Profit-taking ends 7-day rally

March 12, 2007
Energy prices slipped in profit-taking Mar. 2, ending a 7-day rally of consecutive gains on the New York market that had not been matched “since last year early in the summer,” said Olivier Jakob, managing director of Petromatrix GMBH, Zug, Switzerland.

Energy prices slipped in profit-taking Mar. 2, ending a 7-day rally of consecutive gains on the New York market that had not been matched “since last year early in the summer,” said Olivier Jakob, managing director of Petromatrix GMBH, Zug, Switzerland.

The April contract for benchmark US light, sweet crudes dipped by 36¢ to $61.64/bbl Mar. 2 on the New York Mercantile Exchange yet still ended the session 1% higher than where it opened at the beginning of the week.
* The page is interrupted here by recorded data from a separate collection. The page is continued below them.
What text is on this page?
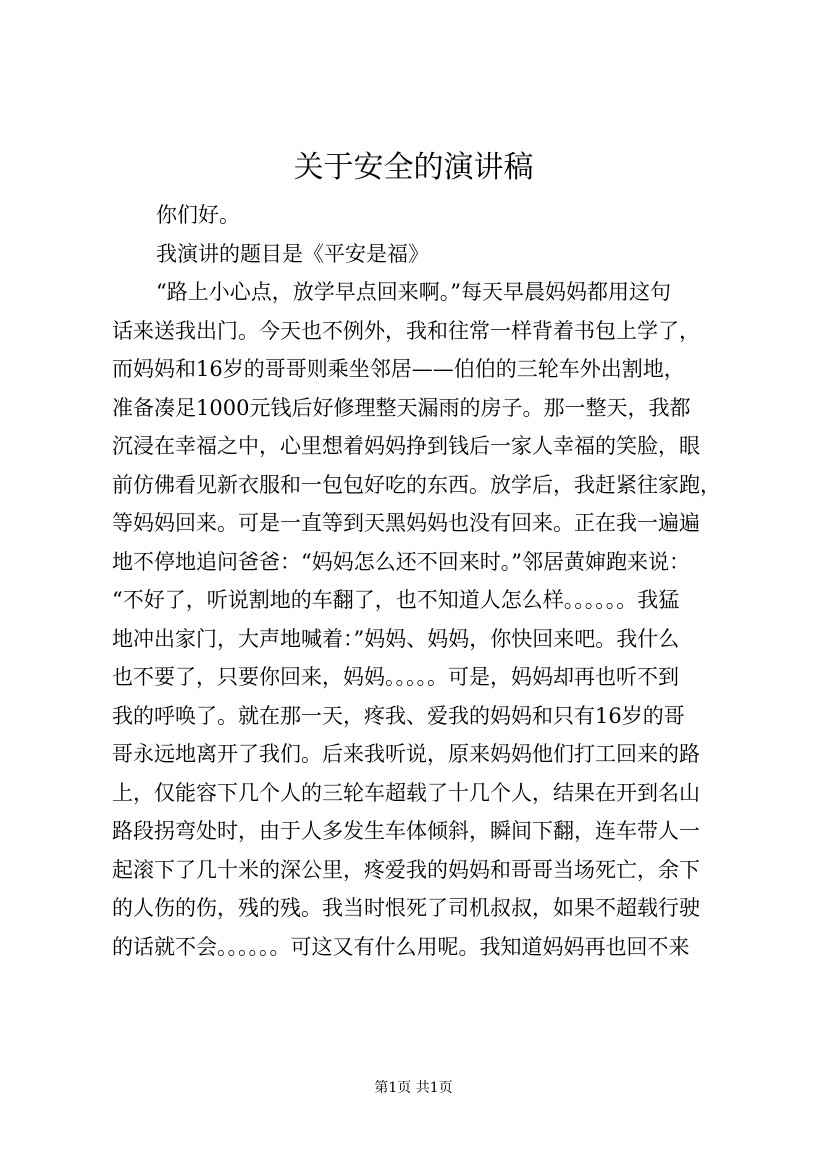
关于安全的演讲稿
你们好。
我演讲的题目是《平安是福》
“路上小心点，放学早点回来啊。”每天早晨妈妈都用这句
话来送我出门。今天也不例外，我和往常一样背着书包上学了，
而妈妈和16岁的哥哥则乘坐邻居——伯伯的三轮车外出割地，
准备凑足1000元钱后好修理整天漏雨的房子。那一整天，我都
沉浸在幸福之中，心里想着妈妈挣到钱后一家人幸福的笑脸，眼
前仿佛看见新衣服和一包包好吃的东西。放学后，我赶紧往家跑，
等妈妈回来。可是一直等到天黑妈妈也没有回来。正在我一遍遍
地不停地追问爸爸：“妈妈怎么还不回来时。”邻居黄婶跑来说：
“不好了，听说割地的车翻了，也不知道人怎么样。。。。。。我猛
地冲出家门，大声地喊着：”妈妈、妈妈，你快回来吧。我什么
也不要了，只要你回来，妈妈。。。。。可是，妈妈却再也听不到
我的呼唤了。就在那一天，疼我、爱我的妈妈和只有16岁的哥
哥永远地离开了我们。后来我听说，原来妈妈他们打工回来的路
上，仅能容下几个人的三轮车超载了十几个人，结果在开到名山
路段拐弯处时，由于人多发生车体倾斜，瞬间下翻，连车带人一
起滚下了几十米的深公里，疼爱我的妈妈和哥哥当场死亡，余下
的人伤的伤，残的残。我当时恨死了司机叔叔，如果不超载行驶
的话就不会。。。。。。可这又有什么用呢。我知道妈妈再也回不来
第1页 共1页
Earlier, the front-month contract broke the $62/bbl barrier to an intraday trading high of $62.49/bbl on Mar. 1. The April contract for reformulated blendstock for oxygenate blending (RBOB) was down 0.83¢ to $1.90/gal on Mar. 2, yet up 7% from its Feb. 26 opening price on NYMEX.

The trading pattern remained similar during most of that week, with crude “pulled higher by a very firm gasoline complex and pulled lower by the spillover of the equity scare” from the Feb. 27 sell-off in global stock markets, Jakob said. The sell-off, which took 9% off the China Shanghai Composite Index, resulted in part from the Chinese government’s crackdown on speculation that had pushed Chinese stock prices to record levels (OGJ Online, Feb. 28, 2007). The US stock market appeared to rebound in Feb. 28 trading, however.

There were still fears in some quarters that China’s energy demand may be slowing. However, Jakob reported that in January China for the first time became a net importer of coal. That changeover wasn’t expected until later this year. Moreover, it represented “a major structural change not only for the global coal trade but for the global energy balances; yet it has gone barely noticed as the numbers came out at the same time as the Shanghai stock exchange collapse,” Jakob said. “Chinese power and energy demand is not decreasing, and it would be wrong to discount it on the basis of local stock market gyrations.”

Analysts in the Houston office of Raymond James & Associates Inc. reported crude futures prices were down in early trading Mar. 5 following steep dives in the Asian and European equity markets. The Nikkei index was down over 3%, and increasing strength in the yen-the apparent unwinding of the currency carry trade-induced a massive global sell-off that seemed poised to carry into US trading that day.

However, as Raymond James analysts noted, oil prices remained relatively strong, supported by tensions with Iran and concerns about gasoline supply as the driving season approaches. Gas use was expected to moderate as temperatures rose across the US West and parts of the eastern seaboard.

US inventories

The market was boosted by a report by the Energy Information Association that commercial US gasoline stocks declined for the third consecutive week, down 1.9 million bbl to 220.2 million bbl in the week ended Feb. 23. Distillate fuel inventories dropped 3.8 million bbl to 124.5 million bbl. Crude inventories, however, gained 1.4 million bbl to 329 million bbl (OGJ Online, Feb. 28, 2007). Propane and propylene inventories declined by 2.8 million bbl to 31.9 million bbl.

Imports of crude into the US were down by 220,000 b/d to 9.5 million b/d that week, partly because lightering operations were disrupted by fog along the Houston Ship Channel. However, the input of crude into US refineries increased by 196,000 b/d to 14.6 million b/d with units operating at 86% of capacity. Gasoline production increased slightly to 8.7 million b/d; distillate fuel production increased to 3.9 million b/d.

“Overall US stocks (including propane) have drawn down 42 million bbl over the last month and are now 23 million bbl below last year. Excluding propane, stocks have drawn down 22 million bbl over the month and are 16 million bbl below last year,” said Jakob of Petromatrix.

The 4-week average of crude imports into the US through Feb. 23 was 390 million b/d lower than in the same period last year, while gasoline imports were down by 266 million b/d. The 4-week average of gasoline production was up by 328 million b/d from a year ago when refinery runs were still recovering from damage by Hurricanes Katrina and Rita. The resulting imbalance of lower imports and higher demand resulted in a gasoline stock draw of 4.4 million bbl over the latest 4-week period, compared to builds of 3.5 million bbl in February 2006 and 7.1 million bbl in February 2005, Jakob said.